FL: The Thomvest portfolio has a mix of B2B fintech solutions and consumer fintech applications. Do you see an opportunity for outsized growth for B2B tech as incumbents battle to keep up with challengers?
LW: B2B tech presents interesting opportunities as incumbents are still not meeting consumers where they want to be served. While incumbents have higher user bases in absolute terms, digitally-native mobile fintechs continue to show higher growth across user base and engagement per user, reflecting the gaps where incumbents are still not meeting consumers where they are. Within B2B, infrastructure fintech presents an opportunity to facilitate collaboration between incumbents and fintechs, automate middle- and back-end legacy systems and empower software companies to offer their own suite of financial services products to customers. With the emergence across several product categories of digital-native fintechs that are getting to scale, there is a unique opportunity to focus on the B2B segment to enable incumbents to match the ease-of-use and end-user capabilities of newer fintechs.
This opportunity has also been heightened by the current pandemic. The pandemic has in many cases removed the retail distribution capabilities of many financial services incumbents.
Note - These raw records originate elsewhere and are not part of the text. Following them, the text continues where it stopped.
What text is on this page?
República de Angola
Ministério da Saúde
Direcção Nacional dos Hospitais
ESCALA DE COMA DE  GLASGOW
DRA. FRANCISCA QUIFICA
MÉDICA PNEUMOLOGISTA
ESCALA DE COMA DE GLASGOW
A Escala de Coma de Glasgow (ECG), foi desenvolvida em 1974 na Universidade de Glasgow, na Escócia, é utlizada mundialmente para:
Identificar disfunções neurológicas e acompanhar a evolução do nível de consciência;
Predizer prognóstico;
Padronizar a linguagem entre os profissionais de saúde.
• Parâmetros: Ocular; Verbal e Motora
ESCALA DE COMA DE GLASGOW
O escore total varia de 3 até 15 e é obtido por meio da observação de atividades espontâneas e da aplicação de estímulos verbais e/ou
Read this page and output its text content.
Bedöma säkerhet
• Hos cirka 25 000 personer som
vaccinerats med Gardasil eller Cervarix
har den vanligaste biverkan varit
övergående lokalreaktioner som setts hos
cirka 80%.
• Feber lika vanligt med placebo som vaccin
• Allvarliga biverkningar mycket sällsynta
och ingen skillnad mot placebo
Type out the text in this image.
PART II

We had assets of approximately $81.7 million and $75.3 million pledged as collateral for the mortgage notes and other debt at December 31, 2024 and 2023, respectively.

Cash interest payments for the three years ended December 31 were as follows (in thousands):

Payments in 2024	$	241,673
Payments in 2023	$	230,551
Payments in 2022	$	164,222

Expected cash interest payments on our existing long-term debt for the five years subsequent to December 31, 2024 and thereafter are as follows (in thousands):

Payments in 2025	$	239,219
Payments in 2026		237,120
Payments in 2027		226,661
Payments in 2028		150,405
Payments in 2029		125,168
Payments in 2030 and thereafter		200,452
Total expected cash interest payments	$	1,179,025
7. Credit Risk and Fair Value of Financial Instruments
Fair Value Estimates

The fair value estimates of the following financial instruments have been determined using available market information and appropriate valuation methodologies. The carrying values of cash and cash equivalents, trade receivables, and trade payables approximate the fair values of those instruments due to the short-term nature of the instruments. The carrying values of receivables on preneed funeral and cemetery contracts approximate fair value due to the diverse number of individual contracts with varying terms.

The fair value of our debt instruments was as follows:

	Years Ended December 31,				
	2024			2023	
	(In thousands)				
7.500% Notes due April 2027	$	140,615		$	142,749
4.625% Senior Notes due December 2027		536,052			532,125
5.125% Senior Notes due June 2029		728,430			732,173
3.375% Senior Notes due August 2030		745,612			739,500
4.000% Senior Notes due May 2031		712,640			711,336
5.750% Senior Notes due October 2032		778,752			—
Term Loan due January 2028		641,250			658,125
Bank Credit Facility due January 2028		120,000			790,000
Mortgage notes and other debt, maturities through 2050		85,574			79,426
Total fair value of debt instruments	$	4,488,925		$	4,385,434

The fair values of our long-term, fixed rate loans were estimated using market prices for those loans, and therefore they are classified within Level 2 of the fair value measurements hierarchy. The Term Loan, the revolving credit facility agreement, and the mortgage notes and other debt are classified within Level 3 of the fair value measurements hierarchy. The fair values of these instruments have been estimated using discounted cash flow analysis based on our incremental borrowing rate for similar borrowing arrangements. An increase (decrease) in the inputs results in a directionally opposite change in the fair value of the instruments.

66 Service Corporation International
Fintech startups have a much better chance since they are competing now on the experience on the web and mobile. The result is that we think the pandemic has heightened the need for incumbents to respond and thus opened the way for partnerships with B2B providers in the space.
FL: You’re a female VC in a male-dominated industry. What are some of the challenges you’ve faced as a result? What do you think it’s going to take to see more women become investors or venture capitalists?
LW: I’ve definitely noticed the lack of representation of women, and also women of color in particular, in the real estate industry as well as at the intersection of real estate and financial services. I believe there is a lot that can be done to impact the lack of representation of women and women of color in VC. In my new role, I am focused on taking up space in the room, working with the Thomvest Ventures team, and building my network across founders and other VCs. I also hope to be a resource to other women and women of color who are interested in working in the VC industry.